Consider skin prick test with Pedia-Lax Liquid (docusate 10mg/mL). Serial titration with 1:100, 1:10, then 1:1. You should also have two or three volunteers for controls to assess for irritant effect.

Alternatively, lactulose is a good bowel cleansing agent, matching the quality of the polyethylene glycol solution. In one study lactulose was preferred by both patients and gastroenterologists. (3)

Another very good reference regarding PEG testing from Kim Blumenthal’s group. (4)

1) Stone CA Jr, Liu Y, Relling MV, et al. Immediate Hypersensitivity to Polyethylene Glycols and Polysorbates: More Common Than We Have Recognized. J Allergy Clin Immunol Pract. 2019 May-Jun;7(5):1533-1540.e8.

2) Sellaturay P, Nasser S, Ewan P. Polyethylene Glycol-Induced Systemic Allergic Reactions (Anaphylaxis). J Allergy Clin Immunol Pract. 2021 Feb;9(2):670-675.

3) Li CX, Guo Y, Zhu YJ, et al.

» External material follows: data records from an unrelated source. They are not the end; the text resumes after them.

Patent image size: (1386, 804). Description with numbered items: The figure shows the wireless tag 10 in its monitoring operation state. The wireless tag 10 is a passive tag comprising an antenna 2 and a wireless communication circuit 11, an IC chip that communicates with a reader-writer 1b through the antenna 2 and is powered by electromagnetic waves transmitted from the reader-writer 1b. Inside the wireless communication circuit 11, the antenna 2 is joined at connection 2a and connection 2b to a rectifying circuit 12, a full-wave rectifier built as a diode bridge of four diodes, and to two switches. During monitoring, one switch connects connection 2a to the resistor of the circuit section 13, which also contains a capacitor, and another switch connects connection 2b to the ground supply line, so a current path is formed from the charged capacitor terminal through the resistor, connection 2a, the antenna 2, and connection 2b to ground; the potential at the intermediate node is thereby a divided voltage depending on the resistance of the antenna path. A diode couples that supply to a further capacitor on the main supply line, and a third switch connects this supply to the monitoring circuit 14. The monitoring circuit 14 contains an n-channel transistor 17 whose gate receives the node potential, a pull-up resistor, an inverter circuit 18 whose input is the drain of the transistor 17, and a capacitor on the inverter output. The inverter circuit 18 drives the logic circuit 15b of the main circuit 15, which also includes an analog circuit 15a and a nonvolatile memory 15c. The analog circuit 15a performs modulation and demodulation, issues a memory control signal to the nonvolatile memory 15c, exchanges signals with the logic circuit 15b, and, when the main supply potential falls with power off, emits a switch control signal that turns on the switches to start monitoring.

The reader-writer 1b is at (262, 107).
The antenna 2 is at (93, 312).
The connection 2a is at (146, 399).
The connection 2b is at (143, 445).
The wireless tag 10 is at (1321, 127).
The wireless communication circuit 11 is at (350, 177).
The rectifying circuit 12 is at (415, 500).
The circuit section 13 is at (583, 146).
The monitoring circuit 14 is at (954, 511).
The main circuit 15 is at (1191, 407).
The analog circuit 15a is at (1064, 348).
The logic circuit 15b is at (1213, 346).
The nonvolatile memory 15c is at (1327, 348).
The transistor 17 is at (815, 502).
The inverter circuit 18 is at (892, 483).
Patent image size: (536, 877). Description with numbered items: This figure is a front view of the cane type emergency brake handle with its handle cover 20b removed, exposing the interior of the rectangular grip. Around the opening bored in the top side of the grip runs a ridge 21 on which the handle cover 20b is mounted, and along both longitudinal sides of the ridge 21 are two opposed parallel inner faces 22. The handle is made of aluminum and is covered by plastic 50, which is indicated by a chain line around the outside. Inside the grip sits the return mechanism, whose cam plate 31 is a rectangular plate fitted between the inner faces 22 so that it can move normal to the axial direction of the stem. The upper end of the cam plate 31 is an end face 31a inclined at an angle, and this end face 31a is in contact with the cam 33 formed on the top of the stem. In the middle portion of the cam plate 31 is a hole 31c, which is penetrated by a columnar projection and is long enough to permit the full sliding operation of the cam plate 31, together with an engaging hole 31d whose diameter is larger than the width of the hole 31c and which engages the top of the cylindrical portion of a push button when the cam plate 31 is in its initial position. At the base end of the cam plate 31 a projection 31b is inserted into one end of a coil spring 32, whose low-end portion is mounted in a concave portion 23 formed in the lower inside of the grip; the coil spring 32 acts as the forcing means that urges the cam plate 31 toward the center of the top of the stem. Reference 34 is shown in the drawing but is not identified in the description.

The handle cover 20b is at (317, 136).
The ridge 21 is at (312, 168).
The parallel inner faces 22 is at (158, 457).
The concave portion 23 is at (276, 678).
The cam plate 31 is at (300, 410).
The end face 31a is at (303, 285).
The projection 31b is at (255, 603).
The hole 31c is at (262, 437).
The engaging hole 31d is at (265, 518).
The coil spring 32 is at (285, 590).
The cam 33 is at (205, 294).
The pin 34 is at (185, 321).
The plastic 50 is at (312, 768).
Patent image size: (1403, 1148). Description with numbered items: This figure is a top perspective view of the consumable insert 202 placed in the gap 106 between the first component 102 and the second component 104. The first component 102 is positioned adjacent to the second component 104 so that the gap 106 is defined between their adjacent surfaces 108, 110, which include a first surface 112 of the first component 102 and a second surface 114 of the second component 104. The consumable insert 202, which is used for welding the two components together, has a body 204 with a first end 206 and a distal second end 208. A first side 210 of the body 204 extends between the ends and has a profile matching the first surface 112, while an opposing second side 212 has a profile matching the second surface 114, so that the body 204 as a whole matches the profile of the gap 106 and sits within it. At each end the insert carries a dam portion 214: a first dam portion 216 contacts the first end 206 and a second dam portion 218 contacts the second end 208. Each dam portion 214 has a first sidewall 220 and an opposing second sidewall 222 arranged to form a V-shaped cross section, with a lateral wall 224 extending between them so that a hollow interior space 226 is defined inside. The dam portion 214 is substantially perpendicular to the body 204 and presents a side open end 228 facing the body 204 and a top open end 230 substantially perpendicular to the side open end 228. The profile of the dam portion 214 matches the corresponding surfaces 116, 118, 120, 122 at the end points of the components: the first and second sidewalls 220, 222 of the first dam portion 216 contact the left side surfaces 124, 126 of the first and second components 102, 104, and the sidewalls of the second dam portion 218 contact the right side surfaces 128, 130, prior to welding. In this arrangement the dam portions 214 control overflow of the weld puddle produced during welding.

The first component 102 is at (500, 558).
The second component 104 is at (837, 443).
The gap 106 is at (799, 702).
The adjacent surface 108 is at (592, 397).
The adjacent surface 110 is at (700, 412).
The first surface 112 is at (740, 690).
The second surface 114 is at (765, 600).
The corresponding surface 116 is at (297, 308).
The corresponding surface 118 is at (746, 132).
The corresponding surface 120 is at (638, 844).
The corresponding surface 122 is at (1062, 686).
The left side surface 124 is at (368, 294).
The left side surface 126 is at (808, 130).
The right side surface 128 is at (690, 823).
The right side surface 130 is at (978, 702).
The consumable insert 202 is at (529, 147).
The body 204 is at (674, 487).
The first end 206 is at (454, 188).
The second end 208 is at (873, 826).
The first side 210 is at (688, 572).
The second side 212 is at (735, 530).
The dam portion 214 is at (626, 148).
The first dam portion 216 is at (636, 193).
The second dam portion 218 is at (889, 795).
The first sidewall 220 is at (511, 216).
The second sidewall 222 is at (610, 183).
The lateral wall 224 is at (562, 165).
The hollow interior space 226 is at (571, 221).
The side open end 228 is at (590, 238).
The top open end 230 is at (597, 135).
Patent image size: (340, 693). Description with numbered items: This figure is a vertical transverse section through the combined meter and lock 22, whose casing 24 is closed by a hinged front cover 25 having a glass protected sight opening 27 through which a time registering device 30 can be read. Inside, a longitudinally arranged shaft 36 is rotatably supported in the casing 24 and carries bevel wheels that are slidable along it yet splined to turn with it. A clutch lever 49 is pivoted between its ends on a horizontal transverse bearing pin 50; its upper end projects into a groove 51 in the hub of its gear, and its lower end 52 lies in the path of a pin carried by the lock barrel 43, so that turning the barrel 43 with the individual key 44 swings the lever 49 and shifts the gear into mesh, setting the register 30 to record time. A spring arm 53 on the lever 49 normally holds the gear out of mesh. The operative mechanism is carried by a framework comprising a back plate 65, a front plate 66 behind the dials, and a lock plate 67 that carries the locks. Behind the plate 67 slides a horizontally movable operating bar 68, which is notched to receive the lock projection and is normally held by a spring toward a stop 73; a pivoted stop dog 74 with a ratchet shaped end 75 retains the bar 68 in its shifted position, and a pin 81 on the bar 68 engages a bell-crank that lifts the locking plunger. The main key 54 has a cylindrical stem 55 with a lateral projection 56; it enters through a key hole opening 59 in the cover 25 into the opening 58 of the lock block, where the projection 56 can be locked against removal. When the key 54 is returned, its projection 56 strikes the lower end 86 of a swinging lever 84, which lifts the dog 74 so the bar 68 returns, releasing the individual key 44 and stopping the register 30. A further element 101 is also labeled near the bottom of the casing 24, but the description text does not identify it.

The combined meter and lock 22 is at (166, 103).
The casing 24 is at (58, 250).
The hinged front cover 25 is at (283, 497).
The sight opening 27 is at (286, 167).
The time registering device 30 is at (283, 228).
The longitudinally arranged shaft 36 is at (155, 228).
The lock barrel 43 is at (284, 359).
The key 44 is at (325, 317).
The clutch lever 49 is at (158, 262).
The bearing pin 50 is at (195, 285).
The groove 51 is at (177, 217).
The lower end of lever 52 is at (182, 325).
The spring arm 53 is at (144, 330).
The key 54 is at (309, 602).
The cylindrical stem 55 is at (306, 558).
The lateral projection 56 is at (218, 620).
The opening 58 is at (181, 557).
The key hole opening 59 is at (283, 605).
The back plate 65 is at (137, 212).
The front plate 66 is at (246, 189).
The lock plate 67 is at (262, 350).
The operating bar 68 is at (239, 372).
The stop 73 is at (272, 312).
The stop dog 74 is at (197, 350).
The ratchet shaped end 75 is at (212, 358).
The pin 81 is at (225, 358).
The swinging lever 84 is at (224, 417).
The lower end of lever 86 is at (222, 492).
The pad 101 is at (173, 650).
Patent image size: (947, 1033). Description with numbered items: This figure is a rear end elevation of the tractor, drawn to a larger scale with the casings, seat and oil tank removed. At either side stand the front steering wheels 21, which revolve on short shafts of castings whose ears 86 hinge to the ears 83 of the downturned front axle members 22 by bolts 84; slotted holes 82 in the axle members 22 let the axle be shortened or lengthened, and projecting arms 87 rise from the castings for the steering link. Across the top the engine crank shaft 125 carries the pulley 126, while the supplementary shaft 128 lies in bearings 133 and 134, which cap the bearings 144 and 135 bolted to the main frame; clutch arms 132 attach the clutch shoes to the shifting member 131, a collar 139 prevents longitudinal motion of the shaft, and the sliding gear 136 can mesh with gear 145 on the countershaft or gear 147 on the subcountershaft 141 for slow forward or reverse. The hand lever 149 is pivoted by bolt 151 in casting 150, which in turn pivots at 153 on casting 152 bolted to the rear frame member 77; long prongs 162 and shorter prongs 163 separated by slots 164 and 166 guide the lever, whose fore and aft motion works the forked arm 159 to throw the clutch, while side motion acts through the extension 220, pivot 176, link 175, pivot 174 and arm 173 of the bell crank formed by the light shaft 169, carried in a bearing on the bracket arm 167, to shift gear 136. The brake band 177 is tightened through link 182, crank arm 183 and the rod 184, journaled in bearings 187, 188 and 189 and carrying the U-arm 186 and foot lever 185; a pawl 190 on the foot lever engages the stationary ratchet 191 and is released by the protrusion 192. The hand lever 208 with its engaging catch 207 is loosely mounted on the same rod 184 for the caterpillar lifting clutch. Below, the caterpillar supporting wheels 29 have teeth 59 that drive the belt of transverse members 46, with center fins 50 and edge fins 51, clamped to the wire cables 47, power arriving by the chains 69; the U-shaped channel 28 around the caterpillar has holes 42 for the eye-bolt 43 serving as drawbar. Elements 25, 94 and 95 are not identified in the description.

Comparison of Polyethylene Glycol versus Lactulose Oral Solution for Bowel Preparation prior to Colonoscopy. Gastroenterol Res Pract. 2019 Apr 11;2019:2651450. doi: 10.1155/2019/2651450. PMID: 31097959; PMCID: PMC6487087.

4) Banerji A, Wickner PG, Saff R, Stone CA Jr, Robinson LB, Long AA, Wolfson AR, Williams P, Khan DA, Phillips E, Blumenthal KG. mRNA Vaccines to Prevent COVID-19 Disease and Reported Allergic Reactions: Current Evidence and Suggested Approach. J Allergy Clin Immunol Pract. 2021 Apr;9(4):1423-1437.